Le Groupe Infoprisons a pour origine le choc causé par l’affaire Skander Vogt en mars 2010. Celui-ci est mort asphyxié dans sa propre cellule de la prison de la plaine de l’Orbe, après avoir mis le feu à son matelas. Suite à cet incident, le Groupe infoprisons a été fondé pour réfléchir au drame passé et à ce qu’ils pourraient faire afin d’éviter la répétition de ce genre d’événement et améliorer les conditions de vie des prisonniers.

Les tenants du Groupe Infoprisons espèrent faire réaliser à la population la gravité du système pénitenciers en Suisse en nous faisant réfléchir sur l’état actuel de notre société et nous questionner sur notre mentalité individualiste. C’est pourquoi ils ont monté une exposition pour dénoncer les conditions précaires des prisonniers.

« Foucault, la prison d’aujourd’hui » est divisée en cinq parties dans le but de montrer chronologiquement les événements marquants qui se sont passés dans les prisons romandes et suisses dans les années 70 et 80. Chacune des parties retrace l’histoire et l’évolution des luttes contre le système pénitentiaire et montre qu’elles ne datent pas d’hier. Composée d'anciennes affiches de campagne de lutte et de vitrines d'archives journalistiques, photographiques et de lettres personnelles des prisonniers, l’exposition permet de comprendre très facilement un enjeu important en un temps minime.

L’exposition apporte beaucoup en termes de réflexion. Elle retrace l’histoire en ressortant les archives concernant les prisons. Elle dénonce notre société individualiste en pointant du doigt ce sujet dont personne ne veut parler, la prison. A travers l’exposition, on apprend que pour sécuriser et rassurer la société, les prisonniers sont généralement placés en dehors des villes. Ils sont mis dans des cases à part et sont inconsidérés. A tel point, qu’ils ne savent souvent pas eux-mêmes qu’ils ont des droits. La prison est alors un isolement dans tous les sens du terme. Les prisonniers sont enfermés, mais certains se trouve en isolement dans la prison elle-même. Ils sont cloîtrés dans de petites pièces trop ou mal éclairées sans aucun contact, pas même avec les autres prisonniers. Ils se referment sur eux-mêmes et c’est alors que le cauchemar commence. Pour le Groupe Infoprisons, il y a une différence entre punir des gens pour leurs fautes et les rendre malade psychologiquement à cause de mauvais traitements.

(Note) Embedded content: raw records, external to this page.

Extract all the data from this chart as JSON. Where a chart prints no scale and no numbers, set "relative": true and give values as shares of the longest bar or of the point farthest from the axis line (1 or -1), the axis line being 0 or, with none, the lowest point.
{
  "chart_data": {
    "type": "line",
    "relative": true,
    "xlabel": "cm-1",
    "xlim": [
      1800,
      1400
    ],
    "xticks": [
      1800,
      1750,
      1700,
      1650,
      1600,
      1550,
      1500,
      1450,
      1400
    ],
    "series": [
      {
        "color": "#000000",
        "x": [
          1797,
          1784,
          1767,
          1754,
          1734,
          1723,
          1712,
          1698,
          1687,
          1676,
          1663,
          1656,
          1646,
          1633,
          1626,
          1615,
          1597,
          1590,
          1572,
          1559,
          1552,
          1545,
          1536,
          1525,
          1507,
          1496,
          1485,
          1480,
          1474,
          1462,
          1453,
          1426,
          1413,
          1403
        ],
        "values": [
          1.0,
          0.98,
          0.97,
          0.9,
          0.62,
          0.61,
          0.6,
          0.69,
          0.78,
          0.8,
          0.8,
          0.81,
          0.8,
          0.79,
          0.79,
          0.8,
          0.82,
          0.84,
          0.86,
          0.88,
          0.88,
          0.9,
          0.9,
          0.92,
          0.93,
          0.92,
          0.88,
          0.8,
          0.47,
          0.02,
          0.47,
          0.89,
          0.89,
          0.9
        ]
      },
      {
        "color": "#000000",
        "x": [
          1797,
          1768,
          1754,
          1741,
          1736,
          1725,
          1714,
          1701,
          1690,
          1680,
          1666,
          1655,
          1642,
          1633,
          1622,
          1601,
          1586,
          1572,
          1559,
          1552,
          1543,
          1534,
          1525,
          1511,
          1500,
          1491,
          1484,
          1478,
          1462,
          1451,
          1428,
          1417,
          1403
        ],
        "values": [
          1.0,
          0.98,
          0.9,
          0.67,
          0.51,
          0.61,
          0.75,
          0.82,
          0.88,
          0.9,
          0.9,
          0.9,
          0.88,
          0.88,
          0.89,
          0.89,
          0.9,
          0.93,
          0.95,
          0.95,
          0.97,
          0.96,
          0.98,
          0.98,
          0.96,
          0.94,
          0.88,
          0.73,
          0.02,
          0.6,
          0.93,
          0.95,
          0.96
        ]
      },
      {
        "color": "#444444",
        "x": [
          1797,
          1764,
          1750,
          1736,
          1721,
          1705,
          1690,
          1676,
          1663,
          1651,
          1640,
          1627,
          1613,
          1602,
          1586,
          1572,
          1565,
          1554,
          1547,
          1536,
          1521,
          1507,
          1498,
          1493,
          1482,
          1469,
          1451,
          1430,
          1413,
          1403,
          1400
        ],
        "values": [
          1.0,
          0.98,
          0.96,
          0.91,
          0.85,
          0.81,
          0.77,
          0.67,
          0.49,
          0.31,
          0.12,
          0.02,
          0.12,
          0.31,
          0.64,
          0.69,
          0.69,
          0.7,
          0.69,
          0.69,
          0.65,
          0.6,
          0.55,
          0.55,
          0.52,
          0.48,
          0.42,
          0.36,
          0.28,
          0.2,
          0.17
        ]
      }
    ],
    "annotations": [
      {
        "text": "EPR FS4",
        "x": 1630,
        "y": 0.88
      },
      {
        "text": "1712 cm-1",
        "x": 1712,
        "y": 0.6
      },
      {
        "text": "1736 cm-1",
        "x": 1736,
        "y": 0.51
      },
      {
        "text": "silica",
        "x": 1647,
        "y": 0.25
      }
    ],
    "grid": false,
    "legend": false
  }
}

« Foucault, la prison d’aujourd’hui » rend compte des conditions misérables que le système pénitencier impose aux prisonniers, quelles que soient leurs erreurs commises. Mais elle montre aussi qu’il y a eu une amélioration des conditions de vie des prisonniers au fil des années.

L’exposition « Foucault, la prison d’aujourd’hui » est très accessible et permet au grand public de réfléchir aux conditions pénitencières et d’oser en parler, car rien ne devrait être mis à l’écart ou considéré comme inhumain. Les prisonniers ont eux aussi le droit à la parole.